In humans, the spinal cord gets outgrown by the vertebral column during development into adulthood, and the lower section of the spinal canal is occupied by the filum terminale and a bundle of spinal nerves known as the cauda equina instead of the actual spinal cord, which finishes at the L1/L2 level.

== Structure ==
The vertebral canal is enclosed anteriorly by the vertebral bodies, intervertebral discs, and the posterior longitudinal ligament; it is enclosed posteriorly by the vertebral laminae and the ligamenta flava; laterally, it is incompletely enclosed by the pedicles with the interval between two adjacent pedicles on either side creating an intervertebral foramen (allowing the passage of the spinal nerves and radicular blood vessels).'

The vertebral canal progressively narrows inferiorly.' It is wider in the cervical region to accommodate the cervical enlargement of the spinal cord.

=== Contents ===

The outermost layer of the meninges, the dura mater, is closely associated with the arachnoid mater which in turn is loosely connected to the innermost layer, the pia mater. The meninges divide the spinal canal into the epidural space and the subarachnoid space. The pia mater is closely attached to the spinal cord. A subdural space is generally only present due to trauma and/or pathological situations. The subarachnoid space is filled with cerebrospinal fluid and contains the vessels that supply the spinal cord, namely the anterior spinal artery and the paired posterior spinal arteries, accompanied by corresponding spinal veins. The anterior and posterior spinal arteries form anastomoses known as the vasocorona of the spinal cord and these supply nutrients to the canal. The epidural space contains loose fatty tissue, and a network of large, thin-walled blood vessels called the internal vertebral venous plexuses.

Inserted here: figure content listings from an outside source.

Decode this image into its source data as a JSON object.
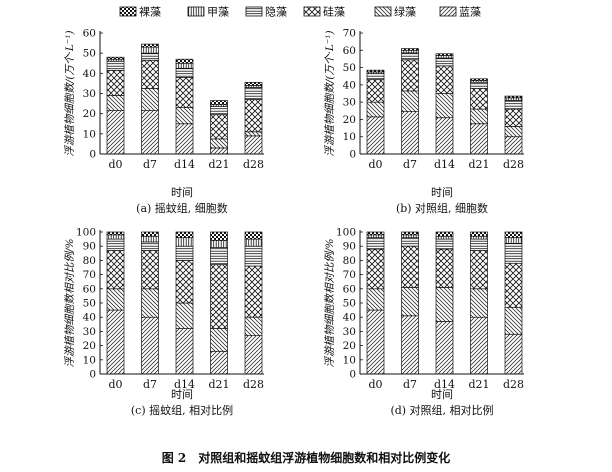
{
  "figure": {
    "caption": "图 2　对照组和摇蚊组浮游植物细胞数和相对比例变化"
  },
  "legend": {
    "items": [
      {
        "label": "裸藻",
        "pattern": "checker"
      },
      {
        "label": "甲藻",
        "pattern": "vertical"
      },
      {
        "label": "隐藻",
        "pattern": "horizontal"
      },
      {
        "label": "硅藻",
        "pattern": "crosshatch"
      },
      {
        "label": "绿藻",
        "pattern": "backslash"
      },
      {
        "label": "蓝藻",
        "pattern": "slash"
      }
    ]
  },
  "chart_data": [
    {
      "type": "bar",
      "stacked": true,
      "caption": "(a) 摇蚊组, 细胞数",
      "xlabel": "时间",
      "ylabel": "浮游植物细胞数/(万个·L⁻¹)",
      "ylim": [
        0,
        60
      ],
      "yticks": [
        0,
        10,
        20,
        30,
        40,
        50,
        60
      ],
      "categories": [
        "d0",
        "d7",
        "d14",
        "d21",
        "d28"
      ],
      "series": [
        {
          "name": "蓝藻",
          "values": [
            21.5,
            21.5,
            15,
            3,
            9
          ]
        },
        {
          "name": "绿藻",
          "values": [
            7.5,
            11,
            8,
            4.5,
            2
          ]
        },
        {
          "name": "硅藻",
          "values": [
            12.5,
            14,
            15,
            12,
            16
          ]
        },
        {
          "name": "隐藻",
          "values": [
            4.5,
            3.5,
            4.5,
            4,
            6
          ]
        },
        {
          "name": "甲藻",
          "values": [
            1,
            3,
            2.5,
            1,
            1
          ]
        },
        {
          "name": "裸藻",
          "values": [
            1,
            1.5,
            2,
            2,
            1.5
          ]
        }
      ]
    },
    {
      "type": "bar",
      "stacked": true,
      "caption": "(b) 对照组, 细胞数",
      "xlabel": "时间",
      "ylabel": "浮游植物细胞数/(万个·L⁻¹)",
      "ylim": [
        0,
        70
      ],
      "yticks": [
        0,
        10,
        20,
        30,
        40,
        50,
        60,
        70
      ],
      "categories": [
        "d0",
        "d7",
        "d14",
        "d21",
        "d28"
      ],
      "series": [
        {
          "name": "蓝藻",
          "values": [
            21.5,
            24.5,
            21,
            17.5,
            10
          ]
        },
        {
          "name": "绿藻",
          "values": [
            8.5,
            12,
            14,
            8.5,
            6
          ]
        },
        {
          "name": "硅藻",
          "values": [
            13,
            18,
            16,
            12,
            10
          ]
        },
        {
          "name": "隐藻",
          "values": [
            3.5,
            4,
            4.5,
            3.5,
            5
          ]
        },
        {
          "name": "甲藻",
          "values": [
            1,
            1.5,
            1.5,
            1,
            1.5
          ]
        },
        {
          "name": "裸藻",
          "values": [
            1,
            1,
            1,
            1,
            1
          ]
        }
      ]
    },
    {
      "type": "bar",
      "stacked": true,
      "caption": "(c) 摇蚊组, 相对比例",
      "xlabel": "时间",
      "ylabel": "浮游植物细胞数相对比例/%",
      "ylim": [
        0,
        100
      ],
      "yticks": [
        0,
        10,
        20,
        30,
        40,
        50,
        60,
        70,
        80,
        90,
        100
      ],
      "categories": [
        "d0",
        "d7",
        "d14",
        "d21",
        "d28"
      ],
      "series": [
        {
          "name": "蓝藻",
          "values": [
            45,
            40,
            32,
            16,
            27
          ]
        },
        {
          "name": "绿藻",
          "values": [
            15,
            20,
            18,
            16,
            13
          ]
        },
        {
          "name": "硅藻",
          "values": [
            27,
            27,
            30,
            45,
            36
          ]
        },
        {
          "name": "隐藻",
          "values": [
            8,
            6,
            10,
            12,
            14
          ]
        },
        {
          "name": "甲藻",
          "values": [
            3,
            4,
            6,
            5,
            5
          ]
        },
        {
          "name": "裸藻",
          "values": [
            2,
            3,
            4,
            6,
            5
          ]
        }
      ]
    },
    {
      "type": "bar",
      "stacked": true,
      "caption": "(d) 对照组, 相对比例",
      "xlabel": "时间",
      "ylabel": "浮游植物细胞数相对比例/%",
      "ylim": [
        0,
        100
      ],
      "yticks": [
        0,
        10,
        20,
        30,
        40,
        50,
        60,
        70,
        80,
        90,
        100
      ],
      "categories": [
        "d0",
        "d7",
        "d14",
        "d21",
        "d28"
      ],
      "series": [
        {
          "name": "蓝藻",
          "values": [
            45,
            41,
            37,
            40,
            28
          ]
        },
        {
          "name": "绿藻",
          "values": [
            15,
            20,
            24,
            20,
            19
          ]
        },
        {
          "name": "硅藻",
          "values": [
            28,
            29,
            27,
            27,
            31
          ]
        },
        {
          "name": "隐藻",
          "values": [
            8,
            6,
            7,
            8,
            14
          ]
        },
        {
          "name": "甲藻",
          "values": [
            2,
            2,
            2,
            2,
            4
          ]
        },
        {
          "name": "裸藻",
          "values": [
            2,
            2,
            3,
            3,
            4
          ]
        }
      ]
    }
  ]
}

== Clinical significance ==
Spinal stenosis is a narrowing of the canal which can occur in any region of the spine and can be caused by a number of factors. It may result in cervical myelopathy if the narrowed canal impinges on the spinal cord itself.

Spinal canal endoscopy can be used to investigate the epidural space, and is an important spinal diagnostic technique.

== History ==
The spinal canal was first described by Jean Fernel.